Avec autant de cordes à son arc, le succès ne pourrait que venir frapper à sa porte ! Mais cela ne l’effraie-t-il pas ? « Moi, je ne comprends pas les gens qui ont peur du succès ! C’est un problème de riches le succès ! Or, je ne le suis pas. Alors, revenons à l’essentiel : il n’y a pas à avoir peur de ça, non. Mes pieds sont bien sur terre puisque j’habite toujours Molenbeek donc… Cependant, l’opposé ne m’effraie pas non plus. »

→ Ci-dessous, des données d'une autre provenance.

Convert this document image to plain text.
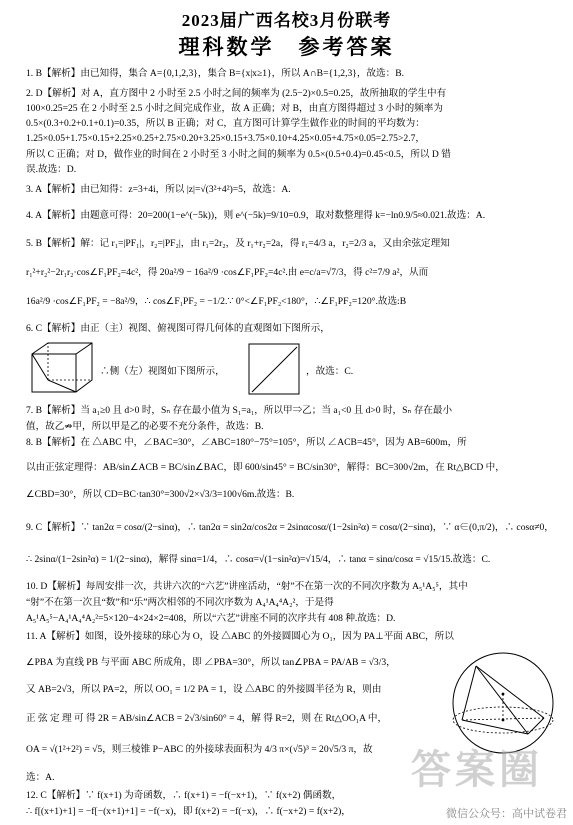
2023届广西名校3月份联考
理科数学　参考答案
1. B【解析】由已知得，集合 A={0,1,2,3}，集合 B={x|x≥1}，所以 A∩B={1,2,3}，故选：B.
2. D【解析】对 A，直方图中 2 小时至 2.5 小时之间的频率为 (2.5−2)×0.5=0.25，故所抽取的学生中有
100×0.25=25 在 2 小时至 2.5 小时之间完成作业，故 A 正确；对 B，由直方图得超过 3 小时的频率为
0.5×(0.3+0.2+0.1+0.1)=0.35，所以 B 正确；对 C，直方图可计算学生做作业的时间的平均数为：
1.25×0.05+1.75×0.15+2.25×0.25+2.75×0.20+3.25×0.15+3.75×0.10+4.25×0.05+4.75×0.05=2.75>2.7，
所以 C 正确；对 D，做作业的时间在 2 小时至 3 小时之间的频率为 0.5×(0.5+0.4)=0.45<0.5，所以 D 错
误.故选：D.
3. A【解析】由已知得：z=3+4i，所以 |z|=√(3²+4²)=5，故选：A.
4. A【解析】由题意可得：20=200(1−e^(−5k))，则 e^(−5k)=9/10=0.9，取对数整理得 k=−ln0.9/5≈0.021.故选：A.
5. B【解析】解：记 r₁=|PF₁|，r₂=|PF₂|，由 r₁=2r₂，及 r₁+r₂=2a，得 r₁=4/3 a，r₂=2/3 a，又由余弦定理知
r₁²+r₂²−2r₁r₂·cos∠F₁PF₂=4c²，得 20a²/9 − 16a²/9 ·cos∠F₁PF₂=4c².由 e=c/a=√7/3，得 c²=7/9 a²，从而
16a²/9 ·cos∠F₁PF₂ = −8a²/9，∴ cos∠F₁PF₂ = −1/2.∵ 0°<∠F₁PF₂<180°，∴∠F₁PF₂=120°.故选:B
6. C【解析】由正（主）视图、俯视图可得几何体的直观图如下图所示，
∴侧（左）视图如下图所示，	，故选：C.
7. B【解析】当 a₁≥0 且 d>0 时，Sₙ 存在最小值为 S₁=a₁，所以甲⇒乙；当 a₁<0 且 d>0 时，Sₙ 存在最小
值，故乙⇏甲，所以甲是乙的必要不充分条件，故选：B.
8. B【解析】在 △ABC 中，∠BAC=30°，∠ABC=180°−75°=105°，所以 ∠ACB=45°，因为 AB=600m，所
以由正弦定理得：AB/sin∠ACB = BC/sin∠BAC，即 600/sin45° = BC/sin30°，解得：BC=300√2m，在 Rt△BCD 中，
∠CBD=30°，所以 CD=BC·tan30°=300√2×√3/3=100√6m.故选：B.
9. C【解析】∵ tan2α = cosα/(2−sinα)，∴ tan2α = sin2α/cos2α = 2sinαcosα/(1−2sin²α) = cosα/(2−sinα)，∵ α∈(0,π/2)，∴ cosα≠0，
∴ 2sinα/(1−2sin²α) = 1/(2−sinα)，解得 sinα=1/4，∴ cosα=√(1−sin²α)=√15/4，∴ tanα = sinα/cosα = √15/15.故选：C.
10. D【解析】每周安排一次，共讲六次的“六艺”讲座活动，“射”不在第一次的不同次序数为 A₅¹A₅⁵，其中
“射”不在第一次且“数”和“乐”两次相邻的不同次序数为 A₄¹A₄⁴A₂²，于是得
A₅¹A₅⁵−A₄¹A₄⁴A₂²=5×120−4×24×2=408，所以“六艺”讲座不同的次序共有 408 种.故选：D.
11. A【解析】如图，设外接球的球心为 O，设 △ABC 的外接圆圆心为 O₁，因为 PA⊥平面 ABC，所以
∠PBA 为直线 PB 与平面 ABC 所成角，即 ∠PBA=30°，所以 tan∠PBA = PA/AB = √3/3，
又 AB=2√3，所以 PA=2，所以 OO₁ = 1/2 PA = 1，设 △ABC 的外接圆半径为 R，则由
正 弦 定 理 可 得 2R = AB/sin∠ACB = 2√3/sin60° = 4，解 得 R=2，则 在 Rt△OO₁A 中，
OA = √(1²+2²) = √5，则三棱锥 P−ABC 的外接球表面积为 4/3 π×(√5)³ = 20√5/3 π，故
选：A.
12. C【解析】∵ f(x+1) 为奇函数，∴ f(x+1) = −f(−x+1)，∵ f(x+2) 偶函数，
∴ f[(x+1)+1] = −f[−(x+1)+1] = −f(−x)，即 f(x+2) = −f(−x)，∴ f(−x+2) = f(x+2)，
答案圈
微信公众号：高中试卷君
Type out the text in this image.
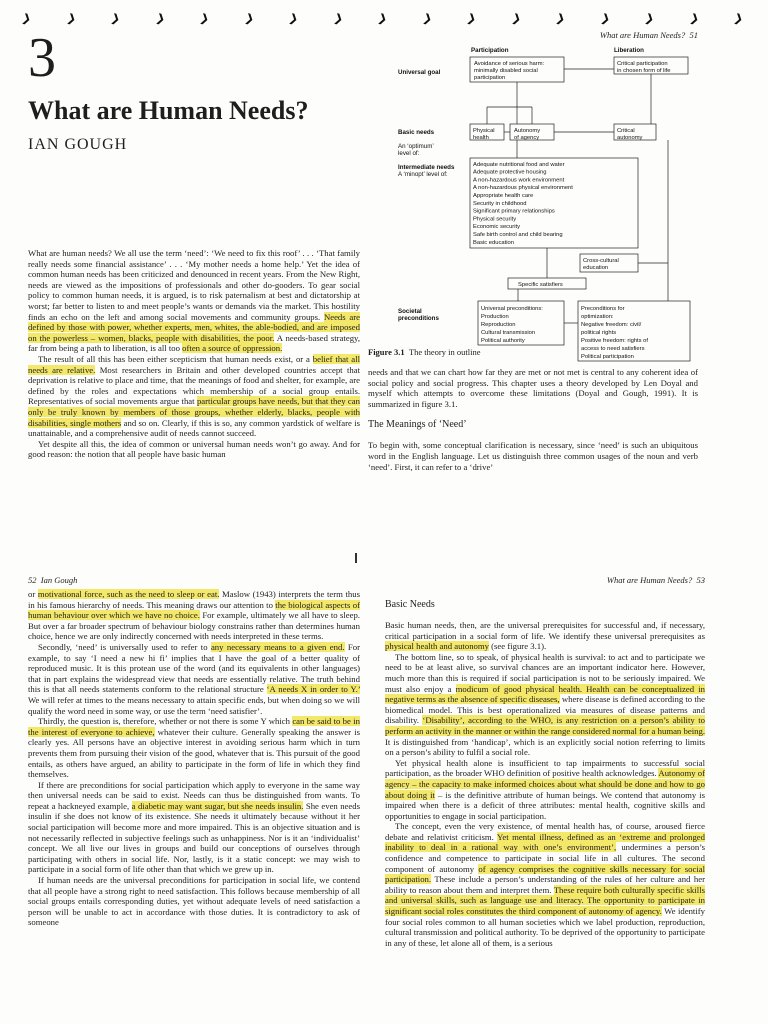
❯	❯	❯	❯	❯	❯	❯	❯	❯	❯	❯	❯	❯	❯	❯	❯	❯
3
What are Human Needs?
IAN GOUGH

What are human needs? We all use the term ‘need’: ‘We need to fix this roof’ . . . ‘That family really needs some financial assistance’ . . . ‘My mother needs a home help.’ Yet the idea of common human needs has been criticized and denounced in recent years. From the New Right, needs are viewed as the impositions of professionals and other do-gooders. To gear social policy to common human needs, it is argued, is to risk paternalism at best and dictatorship at worst; far better to listen to and meet people’s wants or demands via the market. This hostility finds an echo on the left and among social movements and community groups. Needs are defined by those with power, whether experts, men, whites, the able-bodied, and are imposed on the powerless – women, blacks, people with disabilities, the poor. A needs-based strategy, far from being a path to liberation, is all too often a source of oppression.

The result of all this has been either scepticism that human needs exist, or a belief that all needs are relative. Most researchers in Britain and other developed countries accept that deprivation is relative to place and time, that the meanings of food and shelter, for example, are defined by the roles and expectations which membership of a social group entails. Representatives of social movements argue that particular groups have needs, but that they can only be truly known by members of those groups, whether elderly, blacks, people with disabilities, single mothers and so on. Clearly, if this is so, any common yardstick of welfare is unattainable, and a comprehensive audit of needs cannot succeed.

Yet despite all this, the idea of common or universal human needs won’t go away. And for good reason: the notion that all people have basic human

What are Human Needs? 51
Participation	Liberation
Universal goal
Basic needs
An ‘optimum’ level of:
Intermediate needs
A ‘minopt’ level of:
Societal preconditions
Avoidance of serious harm: minimally disabled social participation
Critical participation in chosen form of life
Physical health
Autonomy of agency
Critical autonomy
Adequate nutritional food and water Adequate protective housing A non-hazardous work environment A non-hazardous physical environment Appropriate health care Security in childhood Significant primary relationships Physical security Economic security Safe birth control and child bearing Basic education
Cross-cultural education
Specific satisfiers
Universal preconditions: Production Reproduction Cultural transmission Political authority
Preconditions for optimization: Negative freedom: civil/ political rights Positive freedom: rights of access to need satisfiers Political participation
Figure 3.1 The theory in outline

needs and that we can chart how far they are met or not met is central to any coherent idea of social policy and social progress. This chapter uses a theory developed by Len Doyal and myself which attempts to overcome these limitations (Doyal and Gough, 1991). It is summarized in figure 3.1.

The Meanings of ‘Need’

To begin with, some conceptual clarification is necessary, since ‘need’ is such an ubiquitous word in the English language. Let us distinguish three common usages of the noun and verb ‘need’. First, it can refer to a ‘drive’

52 Ian Gough

or motivational force, such as the need to sleep or eat. Maslow (1943) interprets the term thus in his famous hierarchy of needs. This meaning draws our attention to the biological aspects of human behaviour over which we have no choice. For example, ultimately we all have to sleep. But over a far broader spectrum of behaviour biology constrains rather than determines human choice, hence we are only indirectly concerned with needs interpreted in these terms.

Secondly, ‘need’ is universally used to refer to any necessary means to a given end. For example, to say ‘I need a new hi fi’ implies that I have the goal of a better quality of reproduced music. It is this protean use of the word (and its equivalents in other languages) that in part explains the widespread view that needs are essentially relative. The truth behind this is that all needs statements conform to the relational structure ‘A needs X in order to Y.’ We will refer at times to the means necessary to attain specific ends, but when doing so we will qualify the word need in some way, or use the term ‘need satisfier’.

Thirdly, the question is, therefore, whether or not there is some Y which can be said to be in the interest of everyone to achieve, whatever their culture. Generally speaking the answer is clearly yes. All persons have an objective interest in avoiding serious harm which in turn prevents them from pursuing their vision of the good, whatever that is. This pursuit of the good entails, as others have argued, an ability to participate in the form of life in which they find themselves.

If there are preconditions for social participation which apply to everyone in the same way then universal needs can be said to exist. Needs can thus be distinguished from wants. To repeat a hackneyed example, a diabetic may want sugar, but she needs insulin. She even needs insulin if she does not know of its existence. She needs it ultimately because without it her social participation will become more and more impaired. This is an objective situation and is not necessarily reflected in subjective feelings such as unhappiness. Nor is it an ‘individualist’ concept. We all live our lives in groups and build our conceptions of ourselves through participating with others in social life. Nor, lastly, is it a static concept: we may wish to participate in a social form of life other than that which we grew up in.

If human needs are the universal preconditions for participation in social life, we contend that all people have a strong right to need satisfaction. This follows because membership of all social groups entails corresponding duties, yet without adequate levels of need satisfaction a person will be unable to act in accordance with those duties. It is contradictory to ask of someone

What are Human Needs? 53
Basic Needs

Basic human needs, then, are the universal prerequisites for successful and, if necessary, critical participation in a social form of life. We identify these universal prerequisites as physical health and autonomy (see figure 3.1).

The bottom line, so to speak, of physical health is survival: to act and to participate we need to be at least alive, so survival chances are an important indicator here. However, much more than this is required if social participation is not to be seriously impaired. We must also enjoy a modicum of good physical health. Health can be conceptualized in negative terms as the absence of specific diseases, where disease is defined according to the biomedical model. This is best operationalized via measures of disease patterns and disability. ‘Disability’, according to the WHO, is any restriction on a person’s ability to perform an activity in the manner or within the range considered normal for a human being. It is distinguished from ‘handicap’, which is an explicitly social notion referring to limits on a person’s ability to fulfil a social role.

Yet physical health alone is insufficient to tap impairments to successful social participation, as the broader WHO definition of positive health acknowledges. Autonomy of agency – the capacity to make informed choices about what should be done and how to go about doing it – is the definitive attribute of human beings. We contend that autonomy is impaired when there is a deficit of three attributes: mental health, cognitive skills and opportunities to engage in social participation.

The concept, even the very existence, of mental health has, of course, aroused fierce debate and relativist criticism. Yet mental illness, defined as an ‘extreme and prolonged inability to deal in a rational way with one’s environment’, undermines a person’s confidence and competence to participate in social life in all cultures. The second component of autonomy of agency comprises the cognitive skills necessary for social participation. These include a person’s understanding of the rules of her culture and her ability to reason about them and interpret them. These require both culturally specific skills and universal skills, such as language use and literacy. The opportunity to participate in significant social roles constitutes the third component of autonomy of agency. We identify four social roles common to all human societies which we label production, reproduction, cultural transmission and political authority. To be deprived of the opportunity to participate in any of these, let alone all of them, is a serious
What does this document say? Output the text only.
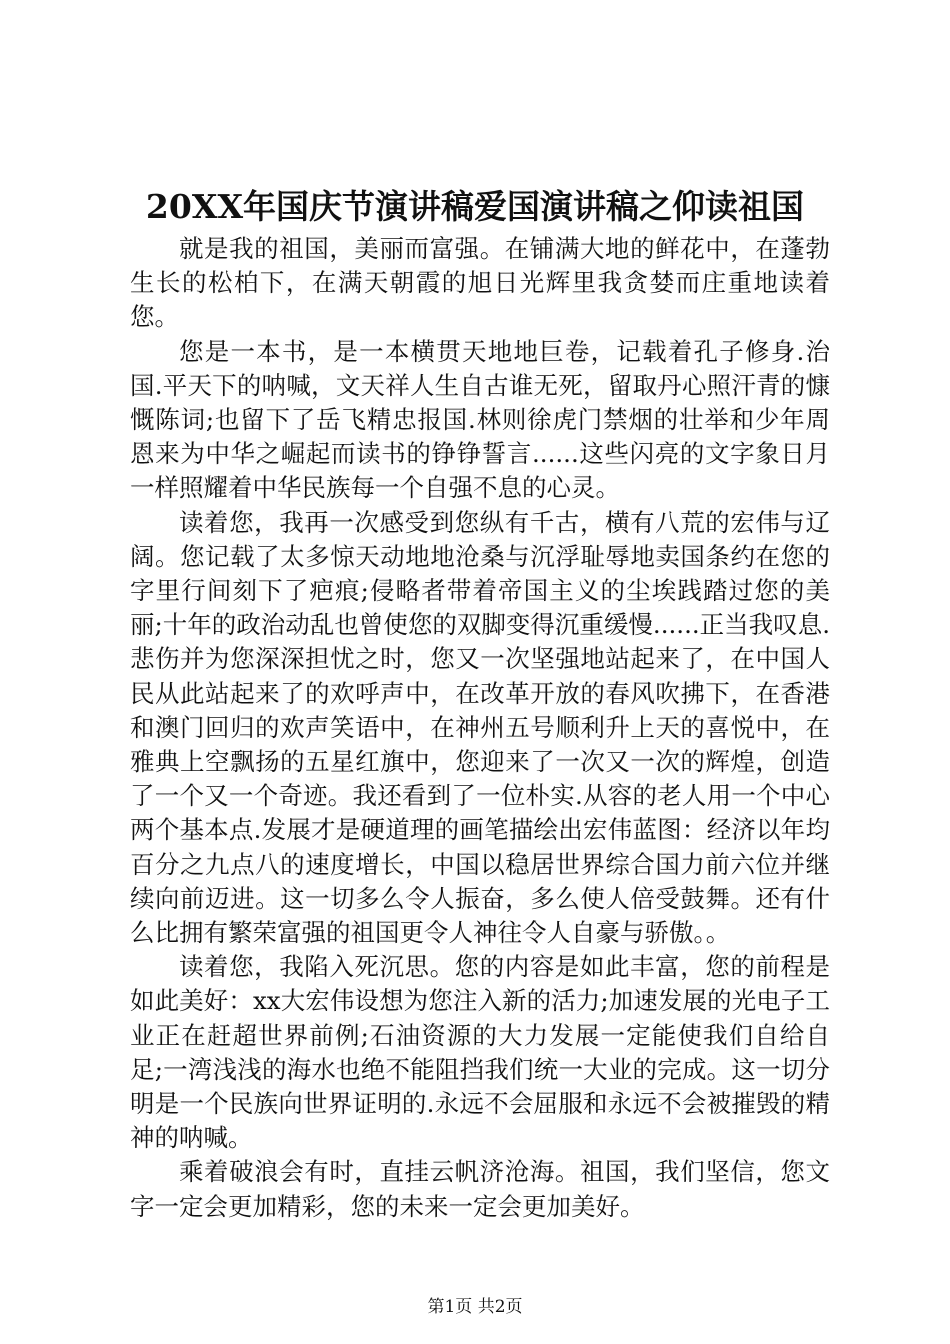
20XX年国庆节演讲稿爱国演讲稿之仰读祖国

就是我的祖国，美丽而富强。在铺满大地的鲜花中，在蓬勃生长的松柏下，在满天朝霞的旭日光辉里我贪婪而庄重地读着您。

您是一本书，是一本横贯天地地巨卷，记载着孔子修身.治国.平天下的呐喊，文天祥人生自古谁无死，留取丹心照汗青的慷慨陈词;也留下了岳飞精忠报国.林则徐虎门禁烟的壮举和少年周恩来为中华之崛起而读书的铮铮誓言......这些闪亮的文字象日月一样照耀着中华民族每一个自强不息的心灵。

读着您，我再一次感受到您纵有千古，横有八荒的宏伟与辽阔。您记载了太多惊天动地地沧桑与沉浮耻辱地卖国条约在您的字里行间刻下了疤痕;侵略者带着帝国主义的尘埃践踏过您的美丽;十年的政治动乱也曾使您的双脚变得沉重缓慢......正当我叹息.悲伤并为您深深担忧之时，您又一次坚强地站起来了，在中国人民从此站起来了的欢呼声中，在改革开放的春风吹拂下，在香港和澳门回归的欢声笑语中，在神州五号顺利升上天的喜悦中，在雅典上空飘扬的五星红旗中，您迎来了一次又一次的辉煌，创造了一个又一个奇迹。我还看到了一位朴实.从容的老人用一个中心两个基本点.发展才是硬道理的画笔描绘出宏伟蓝图：经济以年均百分之九点八的速度增长，中国以稳居世界综合国力前六位并继续向前迈进。这一切多么令人振奋，多么使人倍受鼓舞。还有什么比拥有繁荣富强的祖国更令人神往令人自豪与骄傲。。

读着您，我陷入死沉思。您的内容是如此丰富，您的前程是如此美好：xx大宏伟设想为您注入新的活力;加速发展的光电子工业正在赶超世界前例;石油资源的大力发展一定能使我们自给自足;一湾浅浅的海水也绝不能阻挡我们统一大业的完成。这一切分明是一个民族向世界证明的.永远不会屈服和永远不会被摧毁的精神的呐喊。

乘着破浪会有时，直挂云帆济沧海。祖国，我们坚信，您文字一定会更加精彩，您的未来一定会更加美好。

第1页 共2页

En tout cas, chez MSN Starlounge, on prédit aux Barons une renommée aussi grande que celle de Dikkenek, qui avait même réussi à séduire nos amis les Français ! D’ailleurs, qui sait ? Si les spectateurs sont au rendez-vous, on pourrait bien voir apparaître sur nos écrans les Baronnes : « J’ai plusieurs projets en cours. Mais je ne ferai pas Les Barons 2. S’il y a un sujet en rapport avec le film que je devrais faire et qui me travaille un peu, c’est peut-être Les Baronnes : raconter l’histoire un peu plus au féminin, ce serait encore très intéressant, dans le même ton que Les Barons. Sinon, j’ai d’autres projets qui se feront ici, en France et au Maroc. Ca reste des longs-métrages. Et il y aura toujours ce ton de la comédie auquel on ne s’y attend pas ».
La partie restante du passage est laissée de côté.